The current economic environment is proving to be a major headache for investors, with one investment firm reporting that the low level of foreign exchange reserves was limiting its ability to diversify its portfolio.
In addition, Investment Director of Fortress Fund Managers Roger Cave said, the recent downgrade of Barbados’ long-term local currency sovereign credit rating to ‘CCC’ from ‘CCC+’, was a cause for concern.
Late last month international ratings agency Standard & Poor’s issued the downgrade, adding that it was affirming its long-term foreign currency sovereign rating at ‘CCC+’. The outlook on both long-term ratings is negative.
The New York-based agency highlighted Government’s high deficit at an estimated six per cent and an overall debt of about 140 per cent of gross domestic product, pointing out that there was a need for the Freundel Stuart administration to address its policy challenges.
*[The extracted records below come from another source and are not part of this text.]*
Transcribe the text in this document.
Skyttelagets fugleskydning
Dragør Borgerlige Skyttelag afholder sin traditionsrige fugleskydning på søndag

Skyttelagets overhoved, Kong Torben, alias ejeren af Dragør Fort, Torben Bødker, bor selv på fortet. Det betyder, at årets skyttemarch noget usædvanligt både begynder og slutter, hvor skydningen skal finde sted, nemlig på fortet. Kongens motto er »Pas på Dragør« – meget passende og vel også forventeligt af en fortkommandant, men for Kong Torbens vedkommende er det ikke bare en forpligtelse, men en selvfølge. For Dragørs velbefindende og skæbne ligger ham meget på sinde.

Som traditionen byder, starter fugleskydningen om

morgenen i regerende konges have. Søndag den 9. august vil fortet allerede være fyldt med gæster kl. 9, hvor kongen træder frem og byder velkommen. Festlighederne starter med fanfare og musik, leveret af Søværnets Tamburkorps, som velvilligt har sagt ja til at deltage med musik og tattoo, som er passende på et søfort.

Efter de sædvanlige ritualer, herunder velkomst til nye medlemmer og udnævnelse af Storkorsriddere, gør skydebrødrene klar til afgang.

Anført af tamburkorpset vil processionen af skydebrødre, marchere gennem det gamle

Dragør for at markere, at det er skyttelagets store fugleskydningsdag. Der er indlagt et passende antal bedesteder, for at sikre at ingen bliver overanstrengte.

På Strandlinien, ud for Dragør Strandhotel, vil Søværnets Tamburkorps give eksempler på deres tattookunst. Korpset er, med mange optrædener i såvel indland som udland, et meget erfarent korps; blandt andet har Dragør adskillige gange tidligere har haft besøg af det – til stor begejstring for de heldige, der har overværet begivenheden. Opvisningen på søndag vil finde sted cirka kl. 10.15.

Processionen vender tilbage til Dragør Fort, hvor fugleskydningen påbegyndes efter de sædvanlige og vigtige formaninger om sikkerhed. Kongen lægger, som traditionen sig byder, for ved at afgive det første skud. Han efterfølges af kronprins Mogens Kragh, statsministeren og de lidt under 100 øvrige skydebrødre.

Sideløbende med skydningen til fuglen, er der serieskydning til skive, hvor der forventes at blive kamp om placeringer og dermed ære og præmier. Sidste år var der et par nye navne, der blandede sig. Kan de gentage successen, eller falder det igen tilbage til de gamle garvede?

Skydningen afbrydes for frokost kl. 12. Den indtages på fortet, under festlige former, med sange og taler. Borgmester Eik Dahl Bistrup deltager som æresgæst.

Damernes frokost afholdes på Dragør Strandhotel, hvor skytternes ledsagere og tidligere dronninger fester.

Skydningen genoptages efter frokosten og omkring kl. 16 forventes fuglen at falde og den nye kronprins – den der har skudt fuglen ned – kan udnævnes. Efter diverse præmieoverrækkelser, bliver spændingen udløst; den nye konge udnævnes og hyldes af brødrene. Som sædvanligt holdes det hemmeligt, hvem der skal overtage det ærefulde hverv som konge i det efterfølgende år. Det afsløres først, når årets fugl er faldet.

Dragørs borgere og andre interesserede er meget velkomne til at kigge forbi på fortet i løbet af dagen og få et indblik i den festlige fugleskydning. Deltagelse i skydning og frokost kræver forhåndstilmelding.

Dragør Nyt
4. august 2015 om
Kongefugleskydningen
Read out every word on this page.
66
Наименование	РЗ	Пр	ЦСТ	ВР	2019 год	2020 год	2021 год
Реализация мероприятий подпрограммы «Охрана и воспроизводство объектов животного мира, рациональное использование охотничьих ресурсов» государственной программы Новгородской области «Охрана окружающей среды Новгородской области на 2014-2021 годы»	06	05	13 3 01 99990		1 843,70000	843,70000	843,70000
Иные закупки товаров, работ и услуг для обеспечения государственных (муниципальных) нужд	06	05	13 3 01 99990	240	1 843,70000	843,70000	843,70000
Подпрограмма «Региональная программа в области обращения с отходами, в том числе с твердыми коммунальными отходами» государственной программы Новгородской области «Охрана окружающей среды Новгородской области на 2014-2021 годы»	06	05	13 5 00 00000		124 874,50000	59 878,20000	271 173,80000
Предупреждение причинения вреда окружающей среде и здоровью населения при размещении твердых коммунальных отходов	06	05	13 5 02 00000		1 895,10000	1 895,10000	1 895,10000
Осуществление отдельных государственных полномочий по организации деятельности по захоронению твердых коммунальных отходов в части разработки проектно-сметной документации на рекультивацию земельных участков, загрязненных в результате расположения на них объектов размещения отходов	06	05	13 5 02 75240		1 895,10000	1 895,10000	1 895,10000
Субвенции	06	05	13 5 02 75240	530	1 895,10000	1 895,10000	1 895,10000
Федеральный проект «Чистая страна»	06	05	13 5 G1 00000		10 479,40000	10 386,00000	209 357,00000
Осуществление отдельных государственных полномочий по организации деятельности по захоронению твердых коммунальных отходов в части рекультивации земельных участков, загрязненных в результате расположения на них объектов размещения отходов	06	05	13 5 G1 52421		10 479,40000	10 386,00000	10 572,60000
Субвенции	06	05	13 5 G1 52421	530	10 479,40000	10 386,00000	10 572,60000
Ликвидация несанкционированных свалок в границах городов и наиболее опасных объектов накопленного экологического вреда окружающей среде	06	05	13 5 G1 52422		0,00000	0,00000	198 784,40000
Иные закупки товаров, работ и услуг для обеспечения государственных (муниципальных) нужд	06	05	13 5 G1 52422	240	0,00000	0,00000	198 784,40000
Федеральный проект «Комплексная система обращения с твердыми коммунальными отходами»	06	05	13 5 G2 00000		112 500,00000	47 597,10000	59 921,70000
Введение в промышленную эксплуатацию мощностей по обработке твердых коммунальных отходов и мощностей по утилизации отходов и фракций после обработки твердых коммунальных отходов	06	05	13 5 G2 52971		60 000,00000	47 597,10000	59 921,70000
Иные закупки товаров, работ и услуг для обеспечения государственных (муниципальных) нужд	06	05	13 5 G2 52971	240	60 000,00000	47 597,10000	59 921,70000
During a session today with the media at Fortress’ Hinks Street, Bridgetown office, Cave told business journalists that like those before it, the most recent downgrade was one of serious concern for investors.
“I think the downgrades are a concern obviously for everyone, particularly for investors like ourselves. It means that [Government’s] ability to repay and honour the debt repayments when they come due is clearly a concern to the ratings agency and by extension, ourselves as investors. So it is a concern.
“But we are hopeful that steps are being taken by policymakers to correct the situation from where it is,” he said.
Cave said the stalled economy continued to be a difficult one for companies to operate in, pointing out that the country’s debt levels and widening deficits had resulted in increased taxes, thereby putting pressure on the economy.
In addition, the Fortress executive pointed to the low reserves, which fell below the international benchmark of 12 weeks of import, to reach just 9.7 weeks of import or $635.5 million at the end of June this year.
This situation, which has led a tightening of foreign exchange controls, has been impacting on Fortress’ ability to further diversify its portfolio, he said.
“It does create a challenge because our foreign reserves are not where they were [more than a year ago]. So the ability to access foreign exchange limits the ability to invest both regionally and internationally. So to diversify our portfolio it is a challenge.”
Despite the lingering dark clouds, however, Cave said the tourism industry, which is expected to have another record year in terms of long-stay arrivals, was a light at the end of the tunnel and should “result in some growth to help local companies”.
And amidst the disappointing economic performance, Fortress Fund Managers’ Caribbean Growth Fund, Caribbean High Interest Fund, and Caribbean Pension Fund, continue to perform well, posting strong results for the third quarter ending September 30, 2017.
“Our investment overseas has contributed to strong returns,” Cave said, adding that the growth was especially driven by investments in the Jamaican and international markets.
The Caribbean Growth Fund gained 3.2 per cent during the quarter and was up 12.5 per cent over the past year. The High Interest Fund gained 0.5 per cent for the quarter and was up 2.4 per cent for the year.
Meanwhile, the three classes of share that comprise the Caribbean Pension Fund were up between 3.5 per cent and 9.9 per cent over the past year.
Cave said he expected the strong performance to continue in the coming quarters, adding that the performance was due mainly to the company’s choice of investments.